I always ask clients who their target demographic is. Even when someone’s not my client, but is a business owner, I’ll often use this as an ice breaker question. It helps me understand so much not only about that person’s business, but about that person, and when that person understands their target audience, it will help them determine how to brand, market and advertise.
The most frequent answer I get: Everyone is my target demographic!
I understand that answer from someone who’s never considered the question before. Their thoughts: Why should I possibly rule out a potentcial customer from purchasing my product or using my service. I need as many clients as I can get, so my only option for my target demographic must be everyone.
What’s your business? Let’s say you own an ice cream store. Ok, so right away, your target demographic must be geographical to people who can walk or drive to visit your store, unless you’re able to ship a cone in the mail.
Do you sell inexpensive, or do you sell high quality ice cream? Because if you’re going to sell based on price, $1/ice cream, you’re going to be selling to a market who’s more interested in price than quality. If you’re selling a high quality ice cream, your audience is probably willing to pay $5/cone because there are plenty of other places where they can get a $1 cone if that’s what they wanted.
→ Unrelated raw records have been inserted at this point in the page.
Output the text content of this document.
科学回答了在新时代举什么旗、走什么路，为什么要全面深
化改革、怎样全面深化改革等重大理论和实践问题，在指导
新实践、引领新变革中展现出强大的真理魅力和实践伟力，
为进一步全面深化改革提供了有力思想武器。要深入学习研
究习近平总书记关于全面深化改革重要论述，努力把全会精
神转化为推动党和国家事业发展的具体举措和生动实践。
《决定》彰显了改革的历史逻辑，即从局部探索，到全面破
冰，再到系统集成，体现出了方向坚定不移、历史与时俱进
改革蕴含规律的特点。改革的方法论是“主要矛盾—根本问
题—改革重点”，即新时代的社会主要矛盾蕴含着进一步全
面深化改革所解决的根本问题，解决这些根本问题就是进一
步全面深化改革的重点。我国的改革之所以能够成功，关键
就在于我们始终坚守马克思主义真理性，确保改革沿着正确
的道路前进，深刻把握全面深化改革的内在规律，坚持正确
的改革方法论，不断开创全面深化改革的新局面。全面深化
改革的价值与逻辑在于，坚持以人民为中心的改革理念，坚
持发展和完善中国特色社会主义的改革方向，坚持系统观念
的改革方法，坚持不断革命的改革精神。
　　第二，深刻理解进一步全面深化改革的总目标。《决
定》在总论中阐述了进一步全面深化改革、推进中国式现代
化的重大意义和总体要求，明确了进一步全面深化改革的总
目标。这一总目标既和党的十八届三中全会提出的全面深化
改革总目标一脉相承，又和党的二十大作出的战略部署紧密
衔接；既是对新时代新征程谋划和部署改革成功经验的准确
Do you offer a variety of the usual flavours, or do you offer a small selection of really unique flavours? If you sell 12 flavours, and the most popular is chocolate chili pepper ice cream or jalapeno mango, you’re looking for a different demographic than the ice cream store that sells 30 of the most common flavours, and their most popular is strawberry or caramel ripple.
Where are you located? If you’re in an upscale neighbourhood next to an expensive coffee shop that can only be travelled to by car, and you have to pay for parking, you may not attract the $1/cone market. If you’re surrounded by highly dense, entry-priced apartments where walking is very easy, but parking is hard to come by, you may not attract the $5/cone organic ingredient chocolate chili market.
How do you choose your business’ target demographic? Choose one of the factors for your business; your price point, your location or your specific product/service. Think about the audience that will be attracted to that choice, and why. Surround your decision with more choices inline with what your target wants.
Once you understand your target market, it will help you understand where to put your focus with your branding, marketing and advertising!